In 1972, when I finished college in Chapel Hill, I had no idea that 33 years later, this is where I would be. I had read a lot of great books, had a wonderful time in fraternity house, cheered on my beloved Tar Heels and made about a thousand dear friends. I was a good, but not great student. Often, life was more interesting than class.
I had no intention of going to law school but at the urging of my frantically worried parents, who looked at me and went “Uh-Oh!”, I applied to Wake Forest’s Law School and they took me in. I expect they had some extra space they needed to fill up.
I was a poor law student, disinterested in its complexity, its dry-as-dust page after page of fine print cases, the lack of joy in its grinding hold and too, I’ll admit being distracted by the ladies. But, I graduated in 1975, indeed I did and too, I pass the state bar exam and then a good friend from UNC and I decided on a spur of the moment whim to throw in together and open a little law firm in Winston-Salem. I had no idea what would happen but we did it.
My first case was to search a title to a piece of real estate. His was he was appointed by a judge to represent a young lady held in the county jail on a charge of trespassing and shoplifting. I went to the Deed Vault to trace the title, he went to the jail.
In an hour, we met on the sidewalk in front of the county courthouse. We were both discouraged, frustrated, unhappy and more than a little worried.
I had quickly come to despise the sterile land records, the total quiet of the Register of Deeds office, the boring, hard-to-understand recitations in the streams of title to the land. I was bored.
He immediately had found the jail offensive, its smells and sounds overwhelmingly unpleasant. Inmates shouted obscenities, guards bellowed, cell doors clanked and smashed open and closed. Confusion reigned. He was agitated and did not like the feeling, not one bit.

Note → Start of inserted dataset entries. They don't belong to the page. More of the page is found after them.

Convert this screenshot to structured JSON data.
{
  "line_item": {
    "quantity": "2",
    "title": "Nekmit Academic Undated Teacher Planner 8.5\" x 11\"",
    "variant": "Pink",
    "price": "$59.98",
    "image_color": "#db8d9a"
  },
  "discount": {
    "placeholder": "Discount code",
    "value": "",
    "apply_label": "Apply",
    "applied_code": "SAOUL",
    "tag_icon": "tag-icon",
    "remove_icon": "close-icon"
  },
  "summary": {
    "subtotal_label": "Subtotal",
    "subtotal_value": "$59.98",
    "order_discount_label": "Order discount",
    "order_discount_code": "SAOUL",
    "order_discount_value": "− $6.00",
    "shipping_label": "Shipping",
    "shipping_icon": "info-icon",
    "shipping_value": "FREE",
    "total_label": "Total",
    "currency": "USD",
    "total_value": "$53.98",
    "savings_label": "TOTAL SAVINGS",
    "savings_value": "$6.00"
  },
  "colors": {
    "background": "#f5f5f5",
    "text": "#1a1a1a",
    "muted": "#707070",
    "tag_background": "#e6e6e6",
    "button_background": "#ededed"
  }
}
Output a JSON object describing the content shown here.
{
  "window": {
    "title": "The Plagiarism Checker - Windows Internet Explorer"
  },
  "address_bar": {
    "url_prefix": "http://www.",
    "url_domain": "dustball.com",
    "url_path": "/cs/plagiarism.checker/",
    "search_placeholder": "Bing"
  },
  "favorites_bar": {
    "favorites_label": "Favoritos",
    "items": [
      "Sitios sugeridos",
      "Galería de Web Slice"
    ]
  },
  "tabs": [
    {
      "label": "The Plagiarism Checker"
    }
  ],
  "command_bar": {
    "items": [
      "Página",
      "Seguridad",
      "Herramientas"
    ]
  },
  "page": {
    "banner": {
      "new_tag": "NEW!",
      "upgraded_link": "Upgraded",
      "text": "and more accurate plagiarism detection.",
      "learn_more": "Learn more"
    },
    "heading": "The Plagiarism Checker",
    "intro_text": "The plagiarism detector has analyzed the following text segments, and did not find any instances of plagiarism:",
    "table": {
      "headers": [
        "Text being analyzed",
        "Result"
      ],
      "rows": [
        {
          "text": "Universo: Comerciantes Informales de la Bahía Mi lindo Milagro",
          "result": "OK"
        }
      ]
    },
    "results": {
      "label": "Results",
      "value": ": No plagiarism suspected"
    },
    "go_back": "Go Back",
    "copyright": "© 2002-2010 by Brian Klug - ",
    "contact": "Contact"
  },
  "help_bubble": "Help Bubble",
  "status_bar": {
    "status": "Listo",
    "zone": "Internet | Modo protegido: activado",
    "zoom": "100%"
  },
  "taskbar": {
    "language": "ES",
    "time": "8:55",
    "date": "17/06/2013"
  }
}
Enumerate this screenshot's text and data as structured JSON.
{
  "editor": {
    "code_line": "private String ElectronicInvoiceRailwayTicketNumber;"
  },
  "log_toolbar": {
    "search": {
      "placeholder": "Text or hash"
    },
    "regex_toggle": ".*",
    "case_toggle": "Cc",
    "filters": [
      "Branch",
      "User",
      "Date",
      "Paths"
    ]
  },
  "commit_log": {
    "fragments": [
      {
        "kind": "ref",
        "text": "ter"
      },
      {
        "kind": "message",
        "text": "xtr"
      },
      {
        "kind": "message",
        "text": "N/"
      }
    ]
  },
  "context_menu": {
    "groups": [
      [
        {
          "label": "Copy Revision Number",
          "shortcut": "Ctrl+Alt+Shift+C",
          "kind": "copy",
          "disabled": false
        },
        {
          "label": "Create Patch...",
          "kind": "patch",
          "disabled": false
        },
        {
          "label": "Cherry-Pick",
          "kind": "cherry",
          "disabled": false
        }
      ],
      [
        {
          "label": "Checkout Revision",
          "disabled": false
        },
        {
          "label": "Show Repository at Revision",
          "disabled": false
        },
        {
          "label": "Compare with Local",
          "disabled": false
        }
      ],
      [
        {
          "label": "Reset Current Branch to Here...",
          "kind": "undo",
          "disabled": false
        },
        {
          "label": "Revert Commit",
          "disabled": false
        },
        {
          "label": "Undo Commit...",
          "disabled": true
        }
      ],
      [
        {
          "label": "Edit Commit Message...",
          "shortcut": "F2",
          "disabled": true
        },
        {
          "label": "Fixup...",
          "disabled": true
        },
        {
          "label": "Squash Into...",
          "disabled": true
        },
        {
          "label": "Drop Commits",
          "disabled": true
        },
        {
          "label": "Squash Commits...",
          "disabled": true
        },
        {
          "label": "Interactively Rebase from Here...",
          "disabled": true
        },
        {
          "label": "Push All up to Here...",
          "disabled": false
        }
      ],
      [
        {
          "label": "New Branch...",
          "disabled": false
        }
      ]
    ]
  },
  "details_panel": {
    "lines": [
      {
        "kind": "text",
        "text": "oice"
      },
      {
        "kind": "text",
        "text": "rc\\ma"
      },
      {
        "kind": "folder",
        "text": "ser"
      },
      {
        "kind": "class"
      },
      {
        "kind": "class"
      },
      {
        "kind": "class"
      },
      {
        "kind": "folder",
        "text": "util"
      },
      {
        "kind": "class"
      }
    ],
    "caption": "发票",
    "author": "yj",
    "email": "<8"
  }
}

We both blurted out to each other that this was not what we had in mind and if it was what was to be, maybe it was time to reconsider this career path. Some quick re-working of our plan was in order. All the furniture and typewriters and stationary we had bought, the lease we had signed, the letterings on the door, our parents hopes were on the line.

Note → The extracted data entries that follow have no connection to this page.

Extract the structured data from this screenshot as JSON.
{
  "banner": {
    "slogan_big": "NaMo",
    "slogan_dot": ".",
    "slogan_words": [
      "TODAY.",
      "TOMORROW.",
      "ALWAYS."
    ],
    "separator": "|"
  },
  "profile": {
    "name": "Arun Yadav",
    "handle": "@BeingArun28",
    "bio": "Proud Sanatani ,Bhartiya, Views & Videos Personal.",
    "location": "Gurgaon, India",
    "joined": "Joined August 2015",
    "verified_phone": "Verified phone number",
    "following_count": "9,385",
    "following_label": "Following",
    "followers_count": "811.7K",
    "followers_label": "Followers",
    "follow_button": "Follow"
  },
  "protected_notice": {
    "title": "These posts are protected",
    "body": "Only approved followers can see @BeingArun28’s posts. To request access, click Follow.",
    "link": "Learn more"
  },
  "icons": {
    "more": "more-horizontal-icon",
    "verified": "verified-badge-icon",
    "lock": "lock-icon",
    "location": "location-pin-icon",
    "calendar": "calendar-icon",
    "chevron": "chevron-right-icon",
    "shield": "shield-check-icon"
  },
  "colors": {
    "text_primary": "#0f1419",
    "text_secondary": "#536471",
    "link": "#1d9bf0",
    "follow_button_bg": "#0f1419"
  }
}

We switched files. He went to search the title and I went to jail. Two hours later, we met back at our office. We were happy young men. He really liked the peace, solitude, precision and coat-and-tie cleanliness of land title work. And I within seconds fell in absolute eternal love with the action and humanity of the jail and all her people.
And that took me to the courtroom and in short order, I was trying cases of all kinds, speeding tickets, family court disputes, ownership and business fights, drunk driving, all sorts of criminal cases from simple assaults and then sooner rather than later I was trying murders and sometimes worse and some medical malpractice cases too.. I went to the courthouse just about every day for the first decade of my work.
Today, my first partner and still dear friend Thomas T. “Terry” Crumpler is one of the most outstanding Real Estate and Corporate lawyers in the southeast. Still in Winston-Salem, he represents large development companies, does securities placements for many of them and oversees a myriad of activities on their behalves, doing everything from structuring deals to handling enormous sales and acquisitions. And he is still about as precise and thorough a lawyer as you can be.
After about ten years, I was asked to represent a fellow who had bought a bunch of poetry and writings from a fellow named James Dickey, the author of DELIVERANCE and the Great American Poet (Just ask him!) of his age.
It seemed that after Dickey took the money, he then went ahead and had the material published on his own by Doubleday in New York, thus being paid again for what he already supposedly sold before.
I found a wonderful lawyer in Greenville, SC whom I had seen lecture at a seminar in Washington DC a few months before. His name was and still is Kendall Few and he’s one of the real giants out there. We sued Dickey and Doubleday and Dickey’s right fancy-fied literary agent who had helped out of the secret, behind-the-back, smarmy deal. We got that matter worked out and Kendall invited me to come to Greenville and practice with him. So I took a great chance and a great jump at a great opportunity and moved my life and work to South Carolina. I’ve never looked back. It has been a grand ride and I have no intention of letting it end any time soon.
Please don’t think I’ve abandoned my Tar Heel roots-not a chance. In addition to having almost all my family and many, many of my friends up in the Old North State, I still practice actively up there and happily take on cases up that way when I think I can help someone.
After about three years with Kendall, I met my wonderful wife and we decided that we wanted to raise our family in the Low Country area so we settled down this way. I had some great partners here for a good while, Van Taylor and Tim McCoy but some years ago, I decided it was time for me to set up my own practice and so I did in Mount Peasant. Again, it has been a very successful venture and we have accomplished much for our friends and clients. I am especially grateful for the absolutely superb help I get from Renee and Andrea and Bob. Our office is small but a true little powerhouse and we plan on keeping it that way.
So, I suppose you can read about me elsewhere on this website and if you’d like to visit with me and discuss your case, I’d be delighted to hear from you.
Suffice it to say, I’m still happily and hard at it and I’m awfully glad things turned out the way they did.